Butter Dish Abuse and Other Kitchen Crimes

It’s a rare day when I don’t lift the cover of the butter dish and exclaim, ‘oh, fer Pete’s sake!’ Why? Because when the Crankee Yankee wants butter, he somehow manages to smear it all over the place. Even when he remembers to put the cover on, there is always a slick of butter all around the edges.

However, I can’t open a jar of honey without getting it all over myself. I try to be careful, but somehow I end up with gobs of sticky on me, my clothing, the counter-top and the floor.

It seems that the Crankee Yankee and I commit kitchen crimes daily, such as:

  • Making a huge pot of spaghetti sauce and leaving red splatters all over the stove. It looks like an NCIS crime scene. Same with scrambled eggs. You could eat a whole portion of them right off the stove, not the frying pan.
  • Leaving wads of damp paper towels on the counter-top.
  • Letting the sink strainer fill with smelly kitchen debris.
  • Leaving opened containers on the counter because someone ‘might want some more later on.’ Nine times out of ten, no one does.
  • The “I’ll clean it up in the morning” frying pan.

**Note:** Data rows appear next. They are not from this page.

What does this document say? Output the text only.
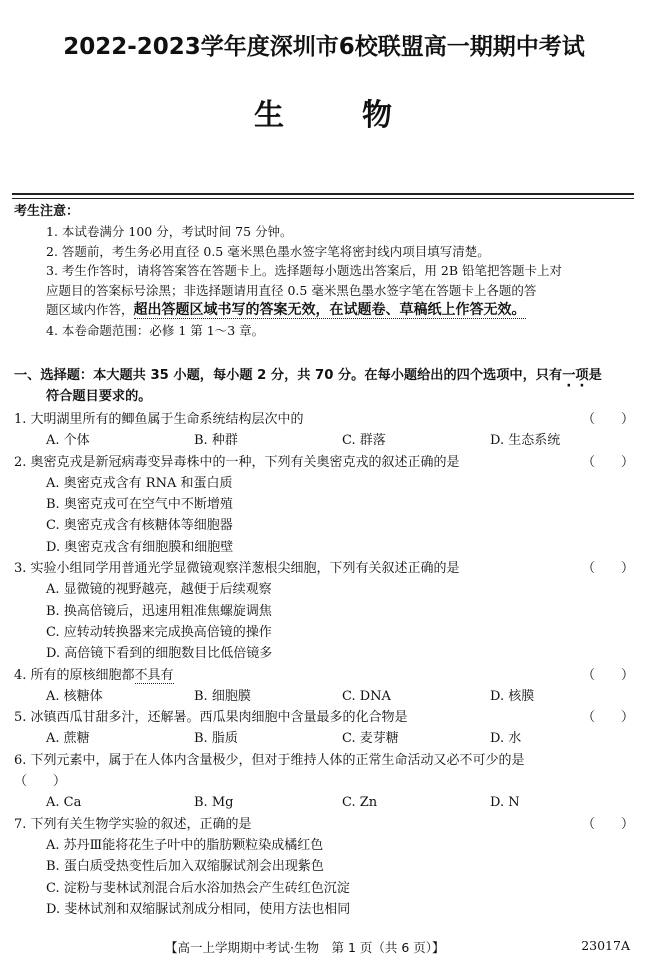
2022-2023学年度深圳市6校联盟高一期期中考试
生	物
考生注意：
1. 本试卷满分 100 分，考试时间 75 分钟。
2. 答题前，考生务必用直径 0.5 毫米黑色墨水签字笔将密封线内项目填写清楚。
3. 考生作答时，请将答案答在答题卡上。选择题每小题选出答案后，用 2B 铅笔把答题卡上对
应题目的答案标号涂黑；非选择题请用直径 0.5 毫米黑色墨水签字笔在答题卡上各题的答
题区域内作答，超出答题区域书写的答案无效，在试题卷、草稿纸上作答无效。
4. 本卷命题范围：必修 1 第 1～3 章。
一、选择题：本大题共 35 小题，每小题 2 分，共 70 分。在每小题给出的四个选项中，只有一项是
符合题目要求的。
1. 大明湖里所有的鲫鱼属于生命系统结构层次中的	（　　）
A. 个体	B. 种群	C. 群落	D. 生态系统
2. 奥密克戎是新冠病毒变异毒株中的一种，下列有关奥密克戎的叙述正确的是	（　　）
A. 奥密克戎含有 RNA 和蛋白质
B. 奥密克戎可在空气中不断增殖
C. 奥密克戎含有核糖体等细胞器
D. 奥密克戎含有细胞膜和细胞壁
3. 实验小组同学用普通光学显微镜观察洋葱根尖细胞，下列有关叙述正确的是	（　　）
A. 显微镜的视野越亮，越便于后续观察
B. 换高倍镜后，迅速用粗准焦螺旋调焦
C. 应转动转换器来完成换高倍镜的操作
D. 高倍镜下看到的细胞数目比低倍镜多
4. 所有的原核细胞都不具有	（　　）
A. 核糖体	B. 细胞膜	C. DNA	D. 核膜
5. 冰镇西瓜甘甜多汁，还解暑。西瓜果肉细胞中含量最多的化合物是	（　　）
A. 蔗糖	B. 脂质	C. 麦芽糖	D. 水
6. 下列元素中，属于在人体内含量极少，但对于维持人体的正常生命活动又必不可少的是
（　　）
A. Ca	B. Mg	C. Zn	D. N
7. 下列有关生物学实验的叙述，正确的是	（　　）
A. 苏丹Ⅲ能将花生子叶中的脂肪颗粒染成橘红色
B. 蛋白质受热变性后加入双缩脲试剂会出现紫色
C. 淀粉与斐林试剂混合后水浴加热会产生砖红色沉淀
D. 斐林试剂和双缩脲试剂成分相同，使用方法也相同
【高一上学期期中考试·生物　第 1 页（共 6 页）】	23017A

The Crankee Yankee loves cast iron cookware. So do I, but it’s heavy. After the Crankee Yankee has prepared one of his delicious and messy meals, it looks like a food truck threw up on our stove. I can’t bear to go to bed knowing that there’s a crusty old frying pan sitting on the stove—all night long..
  • Letting the ‘science experiments’ in the refrigerator accumulate. We tend to shove them to the back and forget their existence until they go nuclear.
  • Taking the last can of cold seltzer water out of the refrigerator and not putting any new ones. Queue up my song (to the tune ‘If you’re happy and you know it, clap your hands’):

“When you take something out/PUT IT BACK!

When you take the last of something out/PUT SOME NEW SOMETHINGS BACK!

When you don’t put something back/Then you’ll know that I’ll attack!

So when you take something out/PUT IT BACK!!!”

I’ll agree that kitchen crimes aren’t the worst thing in the world. They probably wouldn’t even make the list of crimes against humanity, either. They are just part of the glue that cements a relationship; you can count on them. Sometimes you can just laugh about it, other times you’d like to kick the offender right in the slats.

This sort of thing is nothing new under the sun. I’ll bet you that way back in the time of Adam and Eve, she must have told him a zillion times not to leave his fig leaf flapping on the vine. Adam would have answered, “sheesh, I was going to put it back!”

And Eve would have looked him in the eye and replied, ‘Yeah, when?